Budget Time -- 2/7/06
It's budget time. You can find coverage in all the morning papers of the $2.77 trillion budget Bush submitted to Congress yesterday. (See, for instance, David E. Sanger, Bush Budget Plan for $2.77 Trillion Stresses Security, NYT, 2/7/06.) While $2.77 trillion sounds like a lot of money, a closer look shows that the administration plans to cut a lot of domestic programs -- education, agricultural, and social -- and the budget doesn't even include spending for rebuilding New Orleans or maintaining the wars in Afghanistan and Iraq. What it does do is to expand spending on national security and the military and it makes President Bush's tax cuts permanent. Because of that, we will continue to spend far more money than we bring in, increasing the national debt. (See Figure 18.3 in KTR, p. 783.)
Very few politicians this morning indicate that the budget will be passed as it is. Members of Congress of both parties who face reelection this year are wary of cuts to programs that their constituents value and conservative Republicans are concerned that Bush is unable to rein in spending and practice the fiscal conservativism he likes to preach. There is excellent coverage of this in the Wall Street Journal, but unless you have a subscription, you cannot access the site. The paper points out that the decisions are so tough that Congress may not be able to act on some of them until after the November election.

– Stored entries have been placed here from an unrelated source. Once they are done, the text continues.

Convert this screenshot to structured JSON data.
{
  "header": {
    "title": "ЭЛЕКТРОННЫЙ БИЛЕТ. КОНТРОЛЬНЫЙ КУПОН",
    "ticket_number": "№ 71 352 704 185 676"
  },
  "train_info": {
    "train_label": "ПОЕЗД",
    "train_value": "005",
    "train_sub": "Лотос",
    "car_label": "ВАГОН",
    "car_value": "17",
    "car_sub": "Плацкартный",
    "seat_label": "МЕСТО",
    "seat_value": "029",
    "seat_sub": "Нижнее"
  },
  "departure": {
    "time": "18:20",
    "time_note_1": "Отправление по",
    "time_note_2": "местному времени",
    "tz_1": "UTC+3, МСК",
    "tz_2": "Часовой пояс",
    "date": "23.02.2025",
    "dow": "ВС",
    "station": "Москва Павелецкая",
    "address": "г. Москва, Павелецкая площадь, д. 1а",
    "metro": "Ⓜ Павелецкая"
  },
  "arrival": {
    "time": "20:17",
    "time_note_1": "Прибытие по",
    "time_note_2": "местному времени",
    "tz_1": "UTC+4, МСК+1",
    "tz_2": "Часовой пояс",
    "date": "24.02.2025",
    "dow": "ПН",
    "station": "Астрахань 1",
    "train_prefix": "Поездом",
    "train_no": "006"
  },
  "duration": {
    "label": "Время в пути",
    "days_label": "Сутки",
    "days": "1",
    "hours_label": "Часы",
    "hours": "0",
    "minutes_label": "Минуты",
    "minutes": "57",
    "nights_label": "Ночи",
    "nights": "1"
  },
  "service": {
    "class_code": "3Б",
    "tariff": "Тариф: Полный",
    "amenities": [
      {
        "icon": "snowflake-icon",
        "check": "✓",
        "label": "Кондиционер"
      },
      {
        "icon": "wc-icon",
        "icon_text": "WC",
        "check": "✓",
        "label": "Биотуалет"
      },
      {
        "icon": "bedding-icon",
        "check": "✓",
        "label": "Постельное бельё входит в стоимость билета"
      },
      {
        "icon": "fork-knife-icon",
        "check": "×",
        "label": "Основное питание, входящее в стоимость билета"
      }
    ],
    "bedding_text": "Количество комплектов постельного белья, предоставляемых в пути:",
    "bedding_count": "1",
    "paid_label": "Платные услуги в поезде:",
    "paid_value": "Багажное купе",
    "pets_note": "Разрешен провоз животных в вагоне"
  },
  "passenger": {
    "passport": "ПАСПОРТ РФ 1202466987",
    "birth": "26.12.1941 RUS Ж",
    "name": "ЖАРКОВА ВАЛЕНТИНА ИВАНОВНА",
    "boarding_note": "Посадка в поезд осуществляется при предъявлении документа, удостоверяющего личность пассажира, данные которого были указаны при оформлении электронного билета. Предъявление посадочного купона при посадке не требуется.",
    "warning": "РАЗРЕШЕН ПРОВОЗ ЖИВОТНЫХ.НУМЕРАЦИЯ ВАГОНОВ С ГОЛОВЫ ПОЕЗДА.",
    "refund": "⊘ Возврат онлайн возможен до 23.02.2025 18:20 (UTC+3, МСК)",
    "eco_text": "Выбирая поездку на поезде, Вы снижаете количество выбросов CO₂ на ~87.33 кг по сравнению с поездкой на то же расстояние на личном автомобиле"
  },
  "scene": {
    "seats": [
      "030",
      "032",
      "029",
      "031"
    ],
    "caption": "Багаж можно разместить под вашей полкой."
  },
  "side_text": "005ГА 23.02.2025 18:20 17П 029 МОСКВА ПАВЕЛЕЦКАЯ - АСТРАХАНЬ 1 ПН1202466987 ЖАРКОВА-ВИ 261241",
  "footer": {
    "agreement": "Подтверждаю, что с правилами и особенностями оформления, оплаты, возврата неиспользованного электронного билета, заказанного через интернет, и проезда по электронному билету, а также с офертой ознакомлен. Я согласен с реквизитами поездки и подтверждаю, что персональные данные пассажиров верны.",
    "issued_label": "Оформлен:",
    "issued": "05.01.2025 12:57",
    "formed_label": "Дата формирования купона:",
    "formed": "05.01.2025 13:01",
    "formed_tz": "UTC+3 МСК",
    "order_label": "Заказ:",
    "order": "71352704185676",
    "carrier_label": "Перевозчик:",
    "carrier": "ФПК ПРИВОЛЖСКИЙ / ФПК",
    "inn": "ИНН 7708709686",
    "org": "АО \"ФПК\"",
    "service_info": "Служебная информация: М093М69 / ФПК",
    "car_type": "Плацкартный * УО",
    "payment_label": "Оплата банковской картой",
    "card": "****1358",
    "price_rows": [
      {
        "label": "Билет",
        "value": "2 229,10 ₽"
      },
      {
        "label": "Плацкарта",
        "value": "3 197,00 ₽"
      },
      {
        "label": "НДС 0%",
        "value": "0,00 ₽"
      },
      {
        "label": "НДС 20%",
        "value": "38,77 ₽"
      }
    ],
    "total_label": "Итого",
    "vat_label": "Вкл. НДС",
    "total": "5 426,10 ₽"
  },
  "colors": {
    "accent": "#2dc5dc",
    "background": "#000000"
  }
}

We explain the politics of the budget process on pp. 781-789 of KTR. It is a complex process, but, basically, budgets are asked to do a lot of work in a democratic system. They are tools for helping to maintain economic stability through the use of taxing and spending (called fiscal policy) but since the lawmakers who propose and approve budgets are elected officials, they are subject to all sorts of demands from the people who put them in office. But at the end of the day, government policy makers face the same economic laws the rest of us do when we make spending decisions. If we spend more than we bring in, we run into debt. What is not paid for today must be paid for with interest tomorrow. We can practice all kinds of fiscal gymnastics or make rosy assumptions about the future to hide that fact from ourselves, but it's ultimately a matter of money in and money out.
Bush's budget involves reducing permanently the money we bring in (through tax cuts) while spending increasing amounts of money for national security and the military -- goals that may not be compatible, as the WaPo's Jonathan Weisman points out. (Budget Plan Assumes Too Much, Demands Too Little, 2/7/06.)
Also in the papers this morning is coverage of the Senate Judiciary hearings into the warrantless spying by the NSA. Charles Babbington, of the Post, shows that this is not a simple partisan issue. While Democrats are mostly opposed to Bush's assumption of executive authority here, even many Republicans are worried about the implications of stregthening the presidency to that degree. (Activists on Right, GOP Lawmakers Divided on Spying, 2/7/06.)